DREAM 4. WHERE DID I REALLY END UP?
From the first day of my mobilization, I had herpes, which made my lip tear and bleeds when talking. Due to constantly being outside in minus 10-15 degrees Celsius on windy nights without shelter and proper warm clothes, the skin on my hands and face began to dry and peel off. Even thoughts froze in my head from the cold. It was hard to get dressed because my whole body was shaking. My fragile hands of someone who had worked only with a keyboard were constantly torn to blood by a machine gun or other hard and heavy things. For a whole month, I have been blowing out of my nose not snot but some thick pus with blood. During meals, due to temperature changes, the nose is constantly running. I sleep on a spring-loaded bed with my ass almost touching the floor. And I sleep for 4-5 hours, which are interrupted by air raid alarms or by sudden night formation. And in addition, as I write these lines, I have hemorrhoids that make me want to howl, and this pain cannot be stopped.
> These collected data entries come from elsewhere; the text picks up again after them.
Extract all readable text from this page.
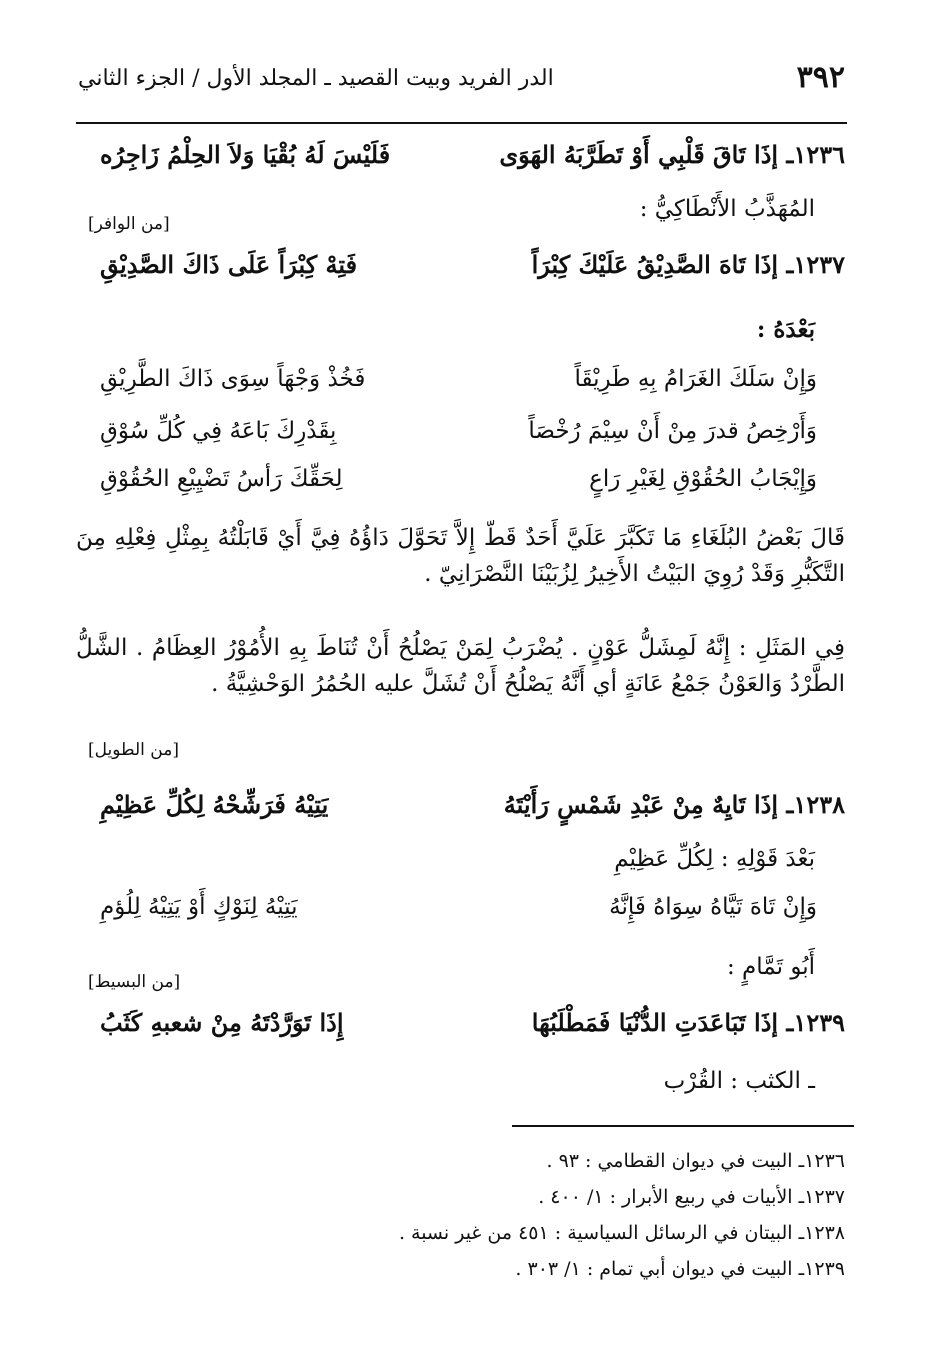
٣٩٢
الدر الفريد وبيت القصيد ـ المجلد الأول / الجزء الثاني
١٢٣٦ـ إذَا تَاقَ قَلْبِي أَوْ تَطَرَّبَهُ الهَوَى
فَلَيْسَ لَهُ بُقْيَا وَلاَ الحِلْمُ زَاجِرُه
المُهَذَّبُ الأَنْطَاكِيُّ :
[من الوافر]
١٢٣٧ـ إذَا تَاهَ الصَّدِيْقُ عَلَيْكَ كِبْرَاً
فَتِهْ كِبْرَاً عَلَى ذَاكَ الصَّدِيْقِ
بَعْدَهُ :
وَإِنْ سَلَكَ الغَرَامُ بِهِ طَرِيْقَاً
فَخُذْ وَجْهَاً سِوَى ذَاكَ الطَّرِيْقِ
وَأَرْخِصُ قدرَ مِنْ أَنْ سِيْمَ رُخْصَاً
بِقَدْرِكَ بَاعَهُ فِي كُلِّ سُوْقِ
وَإِيْجَابُ الحُقُوْقِ لِغَيْرِ رَاعٍ
لِحَقِّكَ رَأسُ تَضْيِيْعِ الحُقُوْقِ
قَالَ بَعْضُ البُلَغَاءِ مَا تَكَبَّرَ عَلَيَّ أَحَدٌ قَطّ إِلاَّ تَحَوَّلَ دَاؤُهُ فِيَّ أَيْ قَابَلْتُهُ بِمِثْلِ فِعْلِهِ مِنَ التَّكَبُّرِ وَقَدْ رُوِيَ البَيْتُ الأَخِيرُ لِزُبَيْنَا النَّصْرَانِيّ .
فِي المَثَلِ : إِنَّهُ لَمِشَلُّ عَوْنٍ . يُضْرَبُ لِمَنْ يَصْلُحُ أَنْ تُنَاطَ بِهِ الأُمُوْرُ العِظَامُ . الشَّلُّ الطَّرْدُ وَالعَوْنُ جَمْعُ عَانَةٍ أي أَنَّهُ يَصْلُحُ أَنْ تُشَلَّ عليه الحُمُرُ الوَحْشِيَّةُ .
[من الطويل]
١٢٣٨ـ إذَا تَايِهٌ مِنْ عَبْدِ شَمْسٍ رَأَيْتَهُ
يَتِيْهُ فَرَشِّحْهُ لِكُلِّ عَظِيْمِ
بَعْدَ قَوْلِهِ : لِكُلِّ عَظِيْمِ
وَإِنْ تَاهَ تَيَّاهُ سِوَاهُ فَإِنَّهُ
يَتِيْهُ لِنَوْكٍ أَوْ يَتِيْهُ لِلُؤمِ
أَبُو تَمَّامٍ :
[من البسيط]
١٢٣٩ـ إذَا تَبَاعَدَتِ الدُّنْيَا فَمَطْلَبُهَا
إِذَا تَوَرَّدْتَهُ مِنْ شعبهِ كَثَبُ
ـ الكثب : القُرْب
١٢٣٦ـ البيت في ديوان القطامي : ٩٣ .
١٢٣٧ـ الأبيات في ربيع الأبرار : ١/ ٤٠٠ .
١٢٣٨ـ البيتان في الرسائل السياسية : ٤٥١ من غير نسبة .
١٢٣٩ـ البيت في ديوان أبي تمام : ١/ ٣٠٣ .
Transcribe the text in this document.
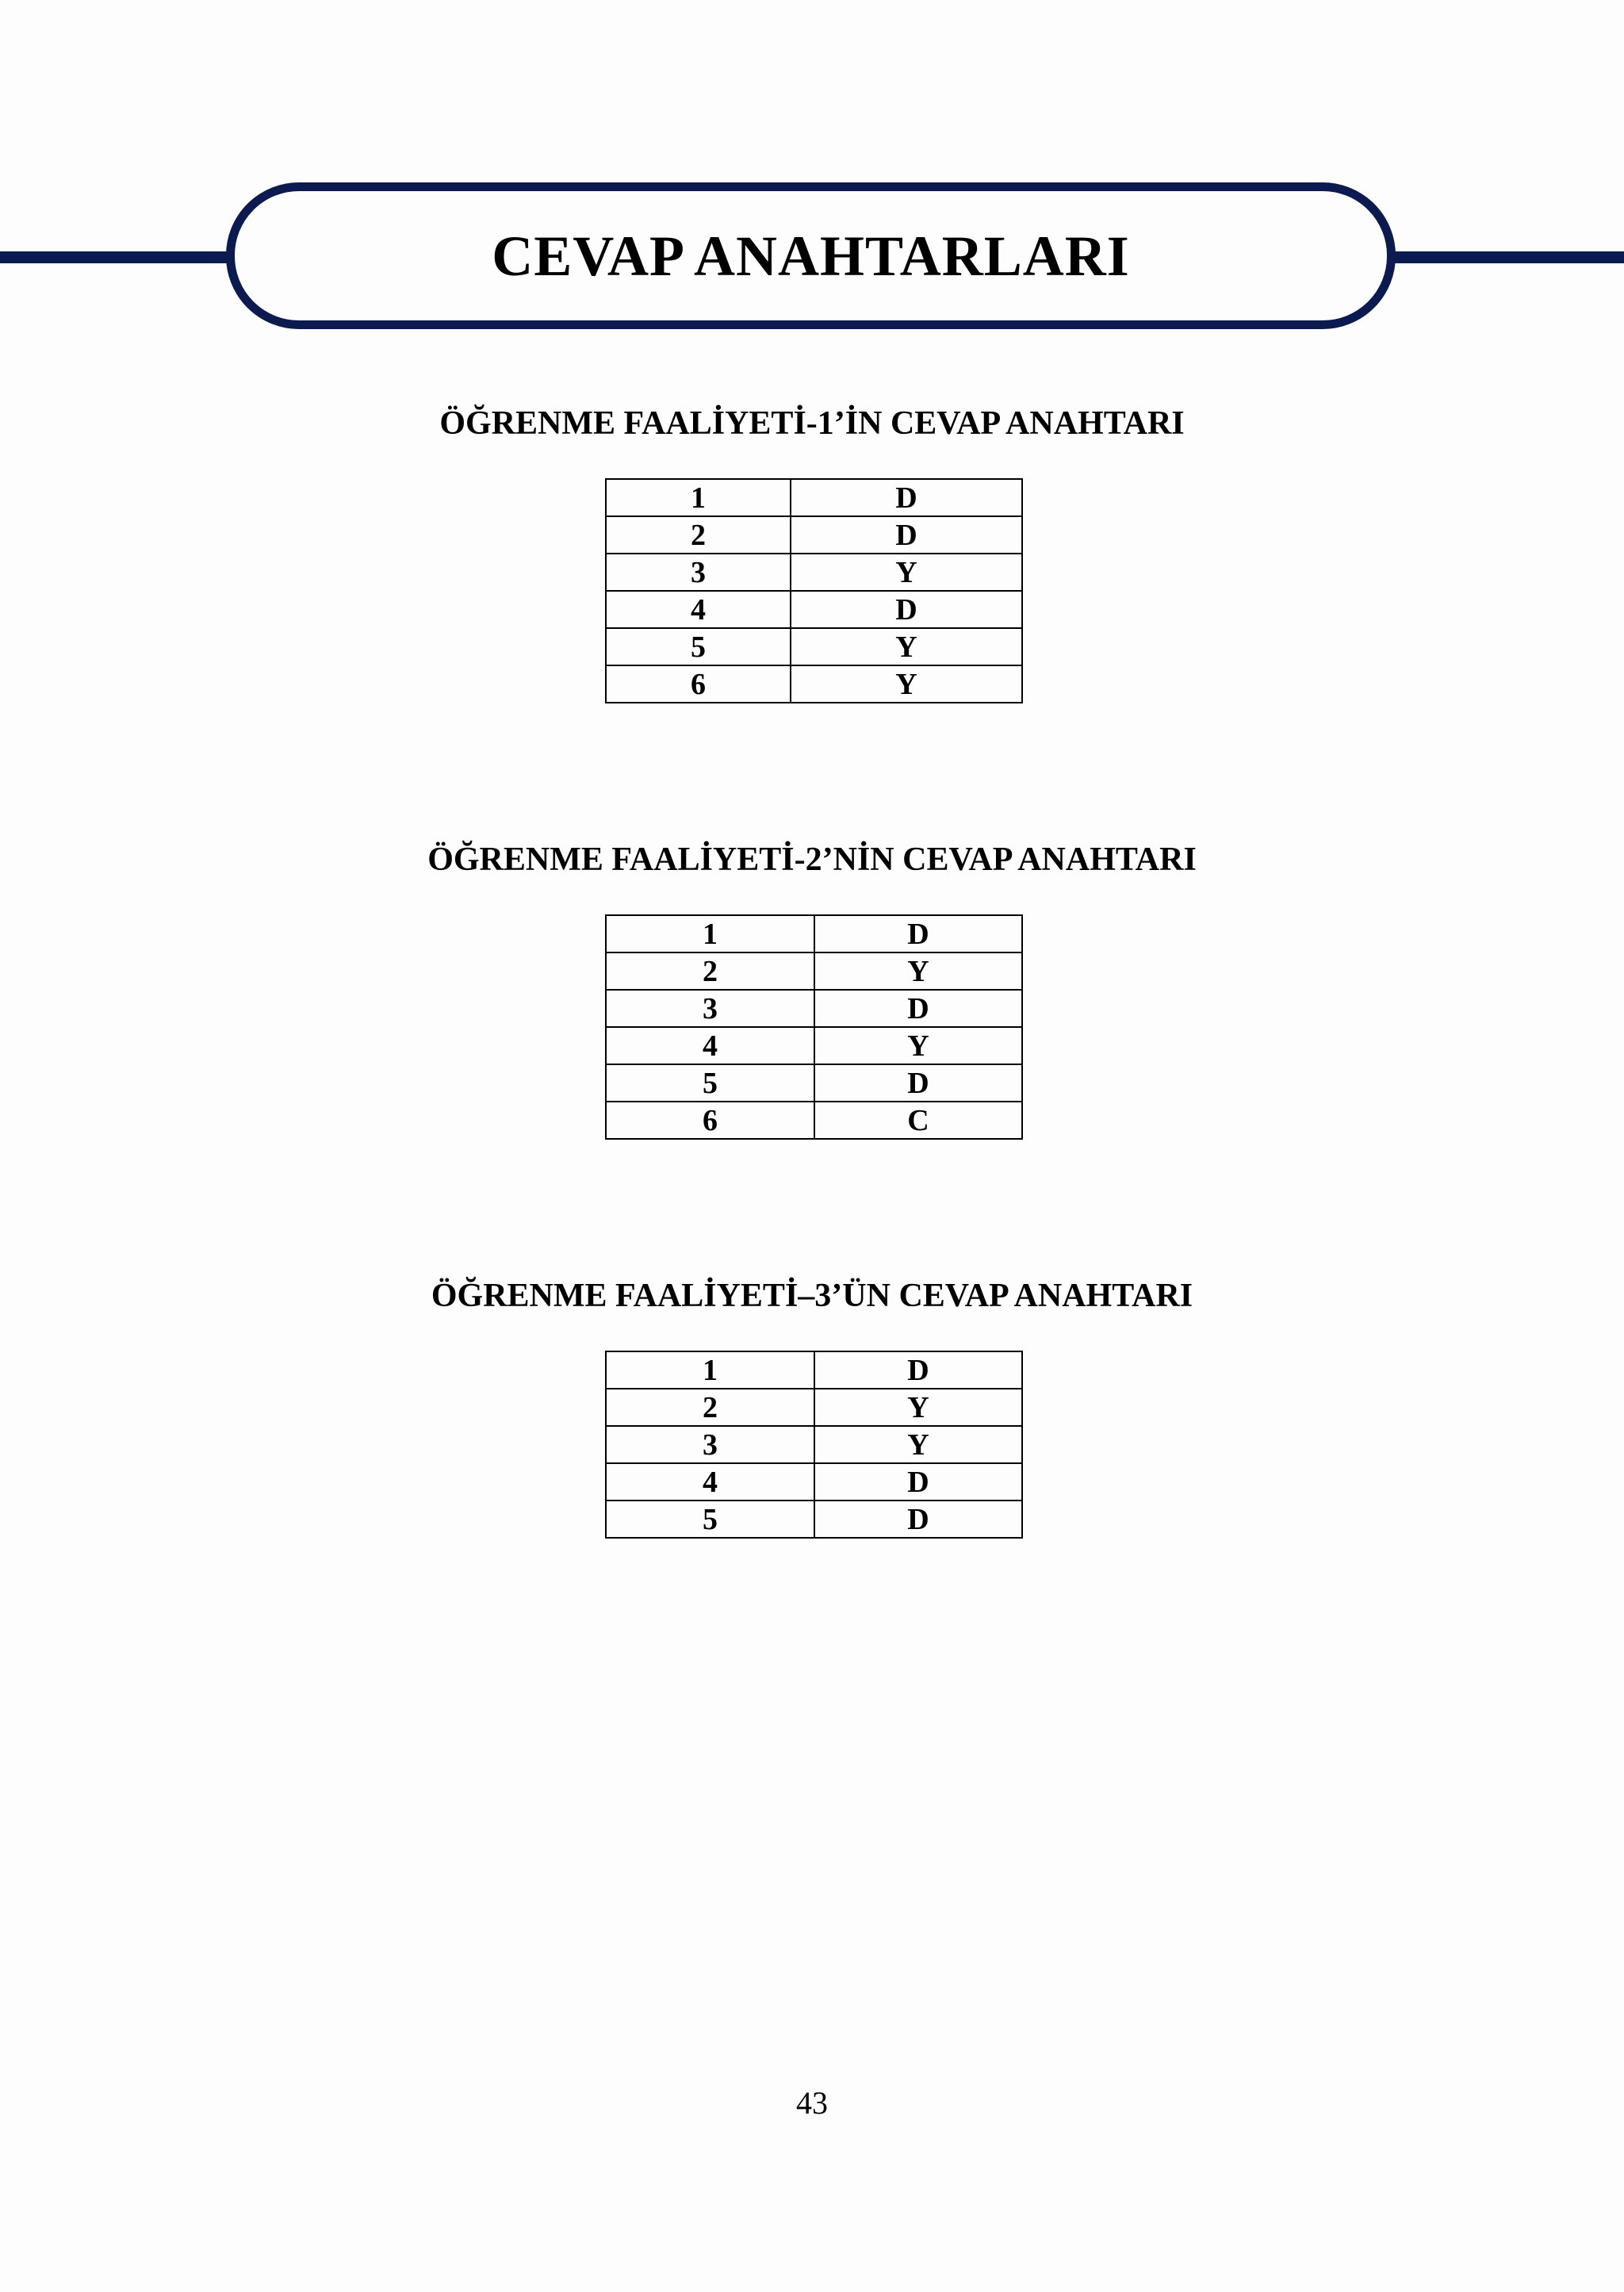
CEVAP ANAHTARLARI
ÖĞRENME FAALİYETİ-1’İN CEVAP ANAHTARI
1	D
2	D
3	Y
4	D
5	Y
6	Y
ÖĞRENME FAALİYETİ-2’NİN CEVAP ANAHTARI
1	D
2	Y
3	D
4	Y
5	D
6	C
ÖĞRENME FAALİYETİ–3’ÜN CEVAP ANAHTARI
1	D
2	Y
3	Y
4	D
5	D
43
I’m not complaining, because I know that many Ukrainians feel much worse and harder than I do. I just explain in what physical state I perceive the circumstances and the place where I got. Maybe it’s just because of my condition that I feel like crap, or maybe it’s really that bad.
It stinks in here. First is cigarette smoke. I found myself amongst the morons, maniacally obsessed with smoking. They smoke at the formation, at training, in the toilet, on the stairs at my radio station. And they smoke all the time. There is not a single meeting where a cloud of smoke would not rise. Since I don’t smoke, I constantly try to avoid that suicide squad on the leeward side. But they persistently approach me.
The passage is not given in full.